На девятый день ожог окончательно сошел, осталось лишь несколько чуть красных пятен. Горло у меня было в полном порядке, жар не возвращался, и имитировать болезнь больше не представлялось возможным. Пришлось, собрав все свое мужество, влиться обратно в жизнь дома Великой Матери. Я ожидал лавины смешков и издевок, но никто не сказал мне ни слова, хотя любопытных взглядов было очень много. Но когда, идя на завтрак, я нос к носу столкнулся с Закком, тот сделал ко мне шаг и прошипел мне в лицо:
— Придет день, и она лично тебя вышвырнет.

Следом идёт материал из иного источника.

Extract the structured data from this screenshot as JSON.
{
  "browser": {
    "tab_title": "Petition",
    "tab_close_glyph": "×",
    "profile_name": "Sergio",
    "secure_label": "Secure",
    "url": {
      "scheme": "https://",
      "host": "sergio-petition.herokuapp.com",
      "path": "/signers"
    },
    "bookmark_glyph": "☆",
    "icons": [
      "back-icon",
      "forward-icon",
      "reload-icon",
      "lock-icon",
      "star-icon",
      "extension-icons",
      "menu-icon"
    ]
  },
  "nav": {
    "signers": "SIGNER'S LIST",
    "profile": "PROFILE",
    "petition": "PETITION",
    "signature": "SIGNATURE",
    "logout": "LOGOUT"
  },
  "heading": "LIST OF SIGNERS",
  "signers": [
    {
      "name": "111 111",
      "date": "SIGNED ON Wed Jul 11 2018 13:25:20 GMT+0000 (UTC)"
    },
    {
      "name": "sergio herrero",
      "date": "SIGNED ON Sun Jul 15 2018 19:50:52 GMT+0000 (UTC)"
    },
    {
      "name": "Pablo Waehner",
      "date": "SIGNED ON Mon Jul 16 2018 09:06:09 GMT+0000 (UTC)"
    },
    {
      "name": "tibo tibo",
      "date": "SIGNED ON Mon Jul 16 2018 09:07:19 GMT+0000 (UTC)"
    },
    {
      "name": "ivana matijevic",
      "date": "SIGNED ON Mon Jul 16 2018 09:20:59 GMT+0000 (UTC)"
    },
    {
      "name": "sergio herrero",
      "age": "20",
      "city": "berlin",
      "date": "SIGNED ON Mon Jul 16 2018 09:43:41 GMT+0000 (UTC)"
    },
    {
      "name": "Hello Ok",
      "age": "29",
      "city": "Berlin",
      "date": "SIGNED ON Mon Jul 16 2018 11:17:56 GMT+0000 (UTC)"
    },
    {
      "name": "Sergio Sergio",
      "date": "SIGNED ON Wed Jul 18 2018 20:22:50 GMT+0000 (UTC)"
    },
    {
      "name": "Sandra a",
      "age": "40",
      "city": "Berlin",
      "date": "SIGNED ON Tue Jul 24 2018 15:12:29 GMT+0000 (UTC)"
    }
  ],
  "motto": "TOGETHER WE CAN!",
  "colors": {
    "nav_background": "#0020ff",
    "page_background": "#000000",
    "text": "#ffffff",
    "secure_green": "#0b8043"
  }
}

С этими словами Закк обогнул меня и больше даже не смотрел в мою сторону. Меня это вполне устраивало, хотя на душе после этой фразы остался неприятный осадок.
— Эдар, скажи-ка мне, брат, почему Закк такой… хм… агрессивный? — спросил я, подсаживаясь к здоровяку и пододвигая к себе плошку с… крагийским рыбным супом!
— Так он же северянин, — невозмутимо пояснил Эдар, пожав могучими плечами.
— И что? — не понял я, покосившись на Закка: тот сидел недалеко от нас, на другой стороне стола, и выглядел очень злым, хотя явно не слышал нас в общем гаме. Его рябая и слегка сероватая кожа своим видом портила мне аппетит.
— Все северяне такие, — пояснил Эдар. — Я думал, ты знаешь: это ведь именно из-за них у нас была война с Крагией. Просто прошлому князю, да и прошлой Великой Матери — бабке Лан — дела не было ни до северян, ни до Крагии. И потому, когда ваши и наши правители решили остановить эту войну, у них это получилось не сразу: сложно оттянуть разъяренного пса, уже вцепившегося в добычу. Мать Лан на это почти десять лет потратила, все-таки справилась, но мир еще весьма зыбок. Северяне ведь и на своих иногда бросаются — Закк-мятежник тому пример. Но боги для всех едины, как и Великая Мать. Потому его и пригласили мужем Лан: если башка кобеля застряла в заборе, задница уже не так опасна, да и голова кусает лишь тех, кто сам ей руку в пасть сует. Так что ты не засовывай, а лучше обходи стороной.